Selain itu, masih banyak jabatan eselon III, eselon IV, hingga kepala seksi (kasi) di tingkat kecamatan yang belum terisi. Menurutnya, kekosongan jabatan tersebut perlu segera diisi karena berkaitan langsung dengan pelayanan kepada masyarakat.
Termasuk di antaranya jabatan Kasi Pendapatan Asli Daerah (PAD) di kecamatan yang memiliki peran dalam optimalisasi penerimaan daerah.

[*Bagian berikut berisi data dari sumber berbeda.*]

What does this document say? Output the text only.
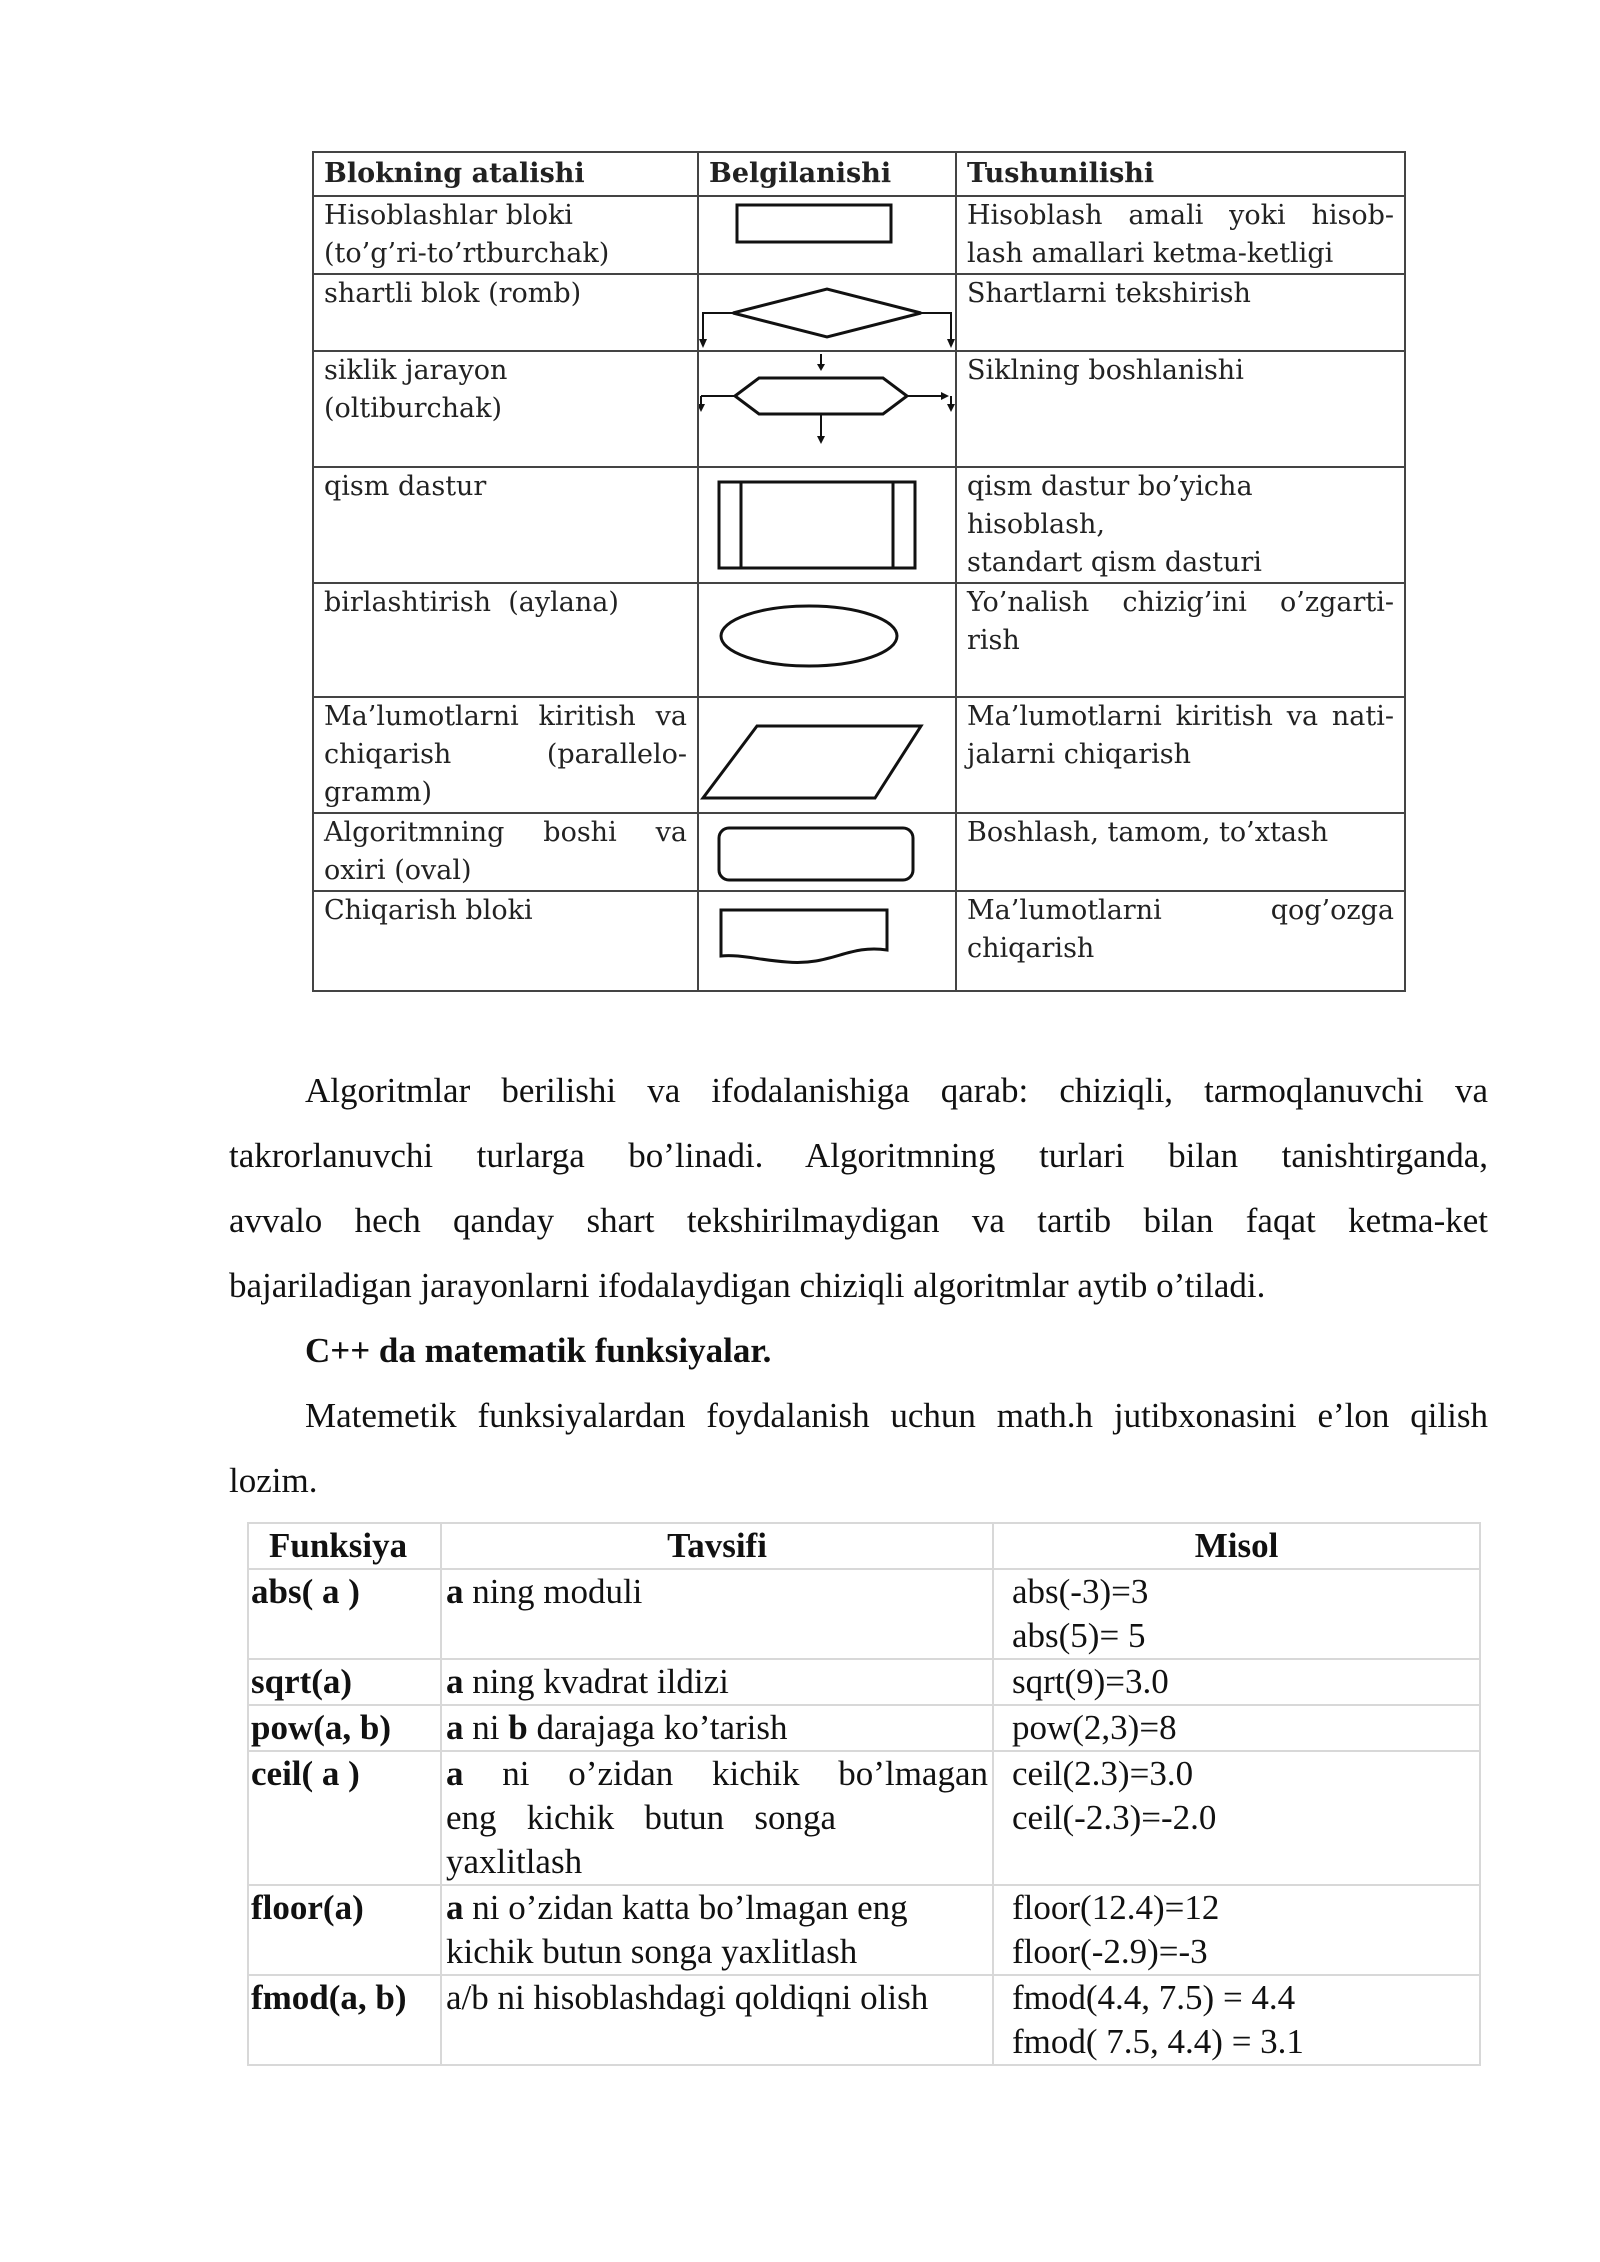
Blokning atalishi	Belgilanishi	Tushunilishi
Hisoblashlar bloki
(to’g’ri-to’rtburchak)		Hisoblash amali yoki hisob-
lash amallari ketma-ketligi
shartli blok (romb)		Shartlarni tekshirish
siklik jarayon
(oltiburchak)		Siklning boshlanishi
qism dastur		qism dastur bo’yicha hisoblash,
standart qism dasturi
birlashtirish  (aylana)		Yo’nalish chizig’ini o’zgarti-
rish

Ma’lumotlarni kiritish va
chiqarish (parallelo-
gramm)		Ma’lumotlarni kiritish va nati-
jalarni chiqarish

Algoritmning boshi va
oxiri (oval)		Boshlash, tamom, to’xtash
Chiqarish bloki		Ma’lumotlarni qog’ozga
chiqarish
Algoritmlar berilishi va ifodalanishiga qarab: chiziqli, tarmoqlanuvchi va
takrorlanuvchi turlarga bo’linadi. Algoritmning turlari bilan tanishtirganda,
avvalo hech qanday shart tekshirilmaydigan va tartib bilan faqat ketma-ket
bajariladigan jarayonlarni ifodalaydigan chiziqli algoritmlar aytib o’tiladi.
C++ da matematik funksiyalar.
Matemetik funksiyalardan foydalanish uchun math.h jutibxonasini e’lon qilish
lozim.
Funksiya	Tavsifi	Misol
abs( a )	a ning moduli	abs(-3)=3
abs(5)= 5
sqrt(a)	a ning kvadrat ildizi	sqrt(9)=3.0
pow(a, b)	a ni b darajaga ko’tarish	pow(2,3)=8
ceil( a )	a ni o’zidan kichik bo’lmagan
eng kichik butun songa
yaxlitlash	ceil(2.3)=3.0
ceil(-2.3)=-2.0
floor(a)	a ni o’zidan katta bo’lmagan eng
kichik butun songa yaxlitlash	floor(12.4)=12
floor(-2.9)=-3
fmod(a, b)	a/b ni hisoblashdagi qoldiqni olish	fmod(4.4, 7.5) = 4.4
fmod( 7.5, 4.4) = 3.1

“Saya kira seharusnya pemerintah daerah, dalam hal ini bupati dan jajarannya, termasuk BKPSDM, segera melakukan pengisian jabatan yang kosong. Apalagi jabatan Sekwan yang sangat krusial itu harus segera diisi,” kata Anggota Komisi I DPRD Kabupaten Pandeglang, Miftahul Farid Sukur, kepada RADARBANTEN.CO.ID, Rabu, 29 Juli 2026.
Farid mengatakan, saat ini jabatan Sekwan masih dijabat oleh Pelaksana Tugas (Plt) yang juga menjabat sebagai Kepala Dinas Pemberdayaan Masyarakat dan Pemerintahan Desa (DPMPD). Menurutnya, kondisi tersebut berpotensi mengganggu efektivitas organisasi karena pejabat yang bersangkutan memiliki beban tugas yang cukup tinggi.
“Maka saya meminta kepada pemerintah daerah agar segera melakukan pelantikan dan mengisi tiga jabatan eselon II yang kosong di Kabupaten Pandeglang. Termasuk jabatan para kasi di kecamatan agar segera diisi,” katanya.
Farid menambahkan, banyaknya jabatan kasi di tingkat kecamatan yang kosong berpotensi mengganggu pelayanan publik.
“Termasuk Kasi PAD di kecamatan juga banyak yang kosong. Bagaimana PAD mau naik sementara tidak ada pejabat definitif,” katanya.
Sementara itu, Kepala Badan Kepegawaian dan Pengembangan Sumber Daya Manusia (BKPSDM) Kabupaten Pandeglang, Didin Pahrudin, mengatakan proses pengisian jabatan eselon II masih berlangsung di Badan Kepegawaian Negara (BKN).